組み込み向けリアルタイムOSの基礎知識 ―― プログラムの実行およびコンピュータ資源を管理するOSの種類や機能を整理する
4.制御対象の時間制約に合わせて 動作するリアルタイムOS
リアルタイムOSとは,リアルタイム・システムを構築するのに適した特徴や機能を持ったOSのことです注7.リアルタイムとは日本工業規格(JIS)によれば(3),「計算機外部の別の処理と関係を持ちながら,かつ外部の処理によって定められる時間要件に従って計算機の行うデータの処理に関する用語」と定義されています.つまりリアルタイム・システムとは,制御対象の時間制約に合わせて動作可能なシステムであると解釈できます.
時間制約とは,例えばスイッチが押されてから100ms以内に,ある処理が完了しなければならないとか,10ms周期で処理を開始し,そこから5ms以内に完了しなければならないなどといったように,処理がいつ始まりいつ終わる必要があるかという制約のことです.このような制約を満たすための設計や評価を行うには,アプリケーション・ソフトウェアだけでなくOSの処理時間も見積もる必要があります注8.リアルタイムOSは最悪の場合(つまり最も時間がかかる場合)の時間見積もりが可能なように作られています.最悪実行時間データが提供されている場合もあります注9.
注8;現実にはキャッシュ・メモリなど見積もりを難しくする要因があって困難になっている.
注9;動作周波数などある特定条件での評価データしか得られない場合が多いので参考程度.
このようなリアルタイム性を配慮しているという特徴は,OSがどのような順序でプログラムを実行させるのかということと関連しています.多くのリアルタイムOSでは優先度というプログラム処理単位ごとに設定されるパラメータと,起動されたタイミングを元に実行順序を決定しています注10.Windowsなどのパソコン向けOSは,各処理が平均的に実行時間を得ることを目指しています.プログラムの実行順序の決定方法が複雑なため,時間の見積もりを行うことが困難です.そのためリアルタイムOSであるとは考えにくいといえます.
注10;優先度ベース・スケジューリングと呼ばれる方式が採用されることが多い.
● さまざまな組み込みシステム向けOSの例
リアルタイムOSとしてはさまざまな仕様があり,それらを実装,公開,販売するさまざまな会社および団体があります.以下にいくつかの例を示します.

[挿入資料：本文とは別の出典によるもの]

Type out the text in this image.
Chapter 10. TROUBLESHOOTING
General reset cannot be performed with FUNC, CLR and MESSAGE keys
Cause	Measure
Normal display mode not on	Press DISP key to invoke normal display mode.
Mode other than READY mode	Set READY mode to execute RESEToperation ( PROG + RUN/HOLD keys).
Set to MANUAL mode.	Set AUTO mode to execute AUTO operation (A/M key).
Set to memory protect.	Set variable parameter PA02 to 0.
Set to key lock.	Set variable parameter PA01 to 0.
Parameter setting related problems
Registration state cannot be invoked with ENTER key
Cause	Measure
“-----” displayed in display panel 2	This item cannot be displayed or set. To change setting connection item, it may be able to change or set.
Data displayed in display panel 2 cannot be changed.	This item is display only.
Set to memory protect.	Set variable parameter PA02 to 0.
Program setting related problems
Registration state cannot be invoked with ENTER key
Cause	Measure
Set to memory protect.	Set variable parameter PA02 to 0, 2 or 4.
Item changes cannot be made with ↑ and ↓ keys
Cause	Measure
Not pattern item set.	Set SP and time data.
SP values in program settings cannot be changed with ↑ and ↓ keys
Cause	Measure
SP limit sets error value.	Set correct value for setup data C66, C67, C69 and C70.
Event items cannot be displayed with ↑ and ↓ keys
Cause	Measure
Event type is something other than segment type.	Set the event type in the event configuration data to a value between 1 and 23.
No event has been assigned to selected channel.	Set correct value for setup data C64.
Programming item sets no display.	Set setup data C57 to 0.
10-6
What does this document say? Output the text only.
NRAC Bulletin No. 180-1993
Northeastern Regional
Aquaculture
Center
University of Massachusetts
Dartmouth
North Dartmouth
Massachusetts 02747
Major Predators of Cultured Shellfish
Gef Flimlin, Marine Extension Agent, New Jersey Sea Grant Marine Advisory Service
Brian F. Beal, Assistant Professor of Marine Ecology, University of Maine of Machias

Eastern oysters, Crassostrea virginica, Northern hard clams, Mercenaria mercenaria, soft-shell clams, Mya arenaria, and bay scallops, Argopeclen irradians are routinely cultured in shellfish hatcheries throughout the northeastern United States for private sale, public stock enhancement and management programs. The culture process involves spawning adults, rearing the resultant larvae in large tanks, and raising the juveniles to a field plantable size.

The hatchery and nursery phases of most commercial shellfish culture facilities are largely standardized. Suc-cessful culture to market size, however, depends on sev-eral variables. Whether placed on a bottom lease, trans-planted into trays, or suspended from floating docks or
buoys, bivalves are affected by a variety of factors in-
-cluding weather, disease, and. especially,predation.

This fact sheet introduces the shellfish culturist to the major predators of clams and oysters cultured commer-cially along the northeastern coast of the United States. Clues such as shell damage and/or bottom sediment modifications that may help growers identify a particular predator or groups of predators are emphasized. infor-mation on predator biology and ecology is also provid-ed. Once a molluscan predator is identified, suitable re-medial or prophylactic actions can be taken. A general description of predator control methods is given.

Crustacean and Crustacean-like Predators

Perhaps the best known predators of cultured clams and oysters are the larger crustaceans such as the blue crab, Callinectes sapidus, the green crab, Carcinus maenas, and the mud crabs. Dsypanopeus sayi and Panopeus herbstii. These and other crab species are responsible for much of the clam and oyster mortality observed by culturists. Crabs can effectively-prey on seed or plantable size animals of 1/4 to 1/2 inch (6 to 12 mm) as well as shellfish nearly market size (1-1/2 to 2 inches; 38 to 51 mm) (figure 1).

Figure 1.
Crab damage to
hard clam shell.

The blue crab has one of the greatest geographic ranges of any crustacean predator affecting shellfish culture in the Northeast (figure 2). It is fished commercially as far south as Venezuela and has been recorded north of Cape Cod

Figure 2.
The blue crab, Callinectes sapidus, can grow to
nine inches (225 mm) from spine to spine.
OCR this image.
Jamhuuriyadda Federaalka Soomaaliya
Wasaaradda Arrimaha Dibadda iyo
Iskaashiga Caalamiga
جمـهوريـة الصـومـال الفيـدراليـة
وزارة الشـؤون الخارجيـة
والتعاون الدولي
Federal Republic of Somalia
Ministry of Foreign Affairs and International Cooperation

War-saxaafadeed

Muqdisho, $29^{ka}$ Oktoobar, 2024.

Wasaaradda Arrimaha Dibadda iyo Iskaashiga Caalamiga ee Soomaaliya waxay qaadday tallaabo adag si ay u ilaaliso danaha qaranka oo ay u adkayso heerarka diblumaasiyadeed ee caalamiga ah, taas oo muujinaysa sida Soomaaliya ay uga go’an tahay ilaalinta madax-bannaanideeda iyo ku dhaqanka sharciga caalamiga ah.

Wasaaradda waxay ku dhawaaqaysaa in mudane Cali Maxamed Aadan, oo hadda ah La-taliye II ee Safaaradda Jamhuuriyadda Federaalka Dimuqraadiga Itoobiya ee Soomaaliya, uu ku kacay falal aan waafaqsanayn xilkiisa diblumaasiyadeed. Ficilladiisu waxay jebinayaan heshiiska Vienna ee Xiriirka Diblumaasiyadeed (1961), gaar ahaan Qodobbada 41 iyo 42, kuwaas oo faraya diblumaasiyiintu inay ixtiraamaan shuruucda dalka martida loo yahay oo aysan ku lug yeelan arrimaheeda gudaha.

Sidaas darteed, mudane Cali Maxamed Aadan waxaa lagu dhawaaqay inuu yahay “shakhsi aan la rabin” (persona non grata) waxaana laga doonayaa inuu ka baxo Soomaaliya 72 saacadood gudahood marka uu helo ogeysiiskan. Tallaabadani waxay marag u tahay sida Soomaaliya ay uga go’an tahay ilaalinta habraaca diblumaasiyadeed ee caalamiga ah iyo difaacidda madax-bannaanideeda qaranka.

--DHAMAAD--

- TOPPERS/JSP注11,TOPPERS/OSEK(TOPPERSプロジェクト)(4)
- NORTi (ミスポ)(5)
- QNX(カナダQNX Software Systems社)(6)
- VxWorks(米国Wind River社)(7)
- LynxOS(米国LynuxWorks社)(9)
注11;2008年5月現在,JSPの後継OSとしてASPカーネルが公開された.
● 特定用途に特化するため機能の部分集合を定義
先ほど組み込みシステム向けOSは目的に特化されると述べましたが,μITRON4.0仕様(10)などのOSの仕様では,さまざまな用途で利用可能なように数多くの機能が規定されています.そうなるとそれらの仕様には,ある用途にとっては必要とされない機能も含まれることになります.そこでOSの仕様によっては,特定用途に必要とされる機能の部分集合を定義しているものがあります注12.このような機能の部分集合を定義することで,必要とされる機能だけを用途向けのOSがサポートすればよくなります.加えて,その定義に準拠したOSを採用するシステム間でアプリケーションの移行が容易になります.
注12;μITRON4.0仕様ではプロファイル,OSEK/VDX OS仕様ではコンフォーマンス・クラスという仕組みの中で機能の部分集合および詳細仕様を定めている.
機能セットとして例えば,次のようなものがあります.
- μITRON4.0仕様
スタンダード・プロファイル
自動車制御プロファイル
ベース・プロファイル - OSEK/VDX OS仕様注13
BCC1,BCC2,ECC1,ECC2
注13;OSEK/VDX OS仕様はもともと車載用途に特化したOS仕様ではあるが,車載機器といってもエアバッグ,エンジンからドア・ミラーに至るさまざまな種類の機器が存在するため複数の機能セットがコンフォーマンス・クラスという形で規定されている.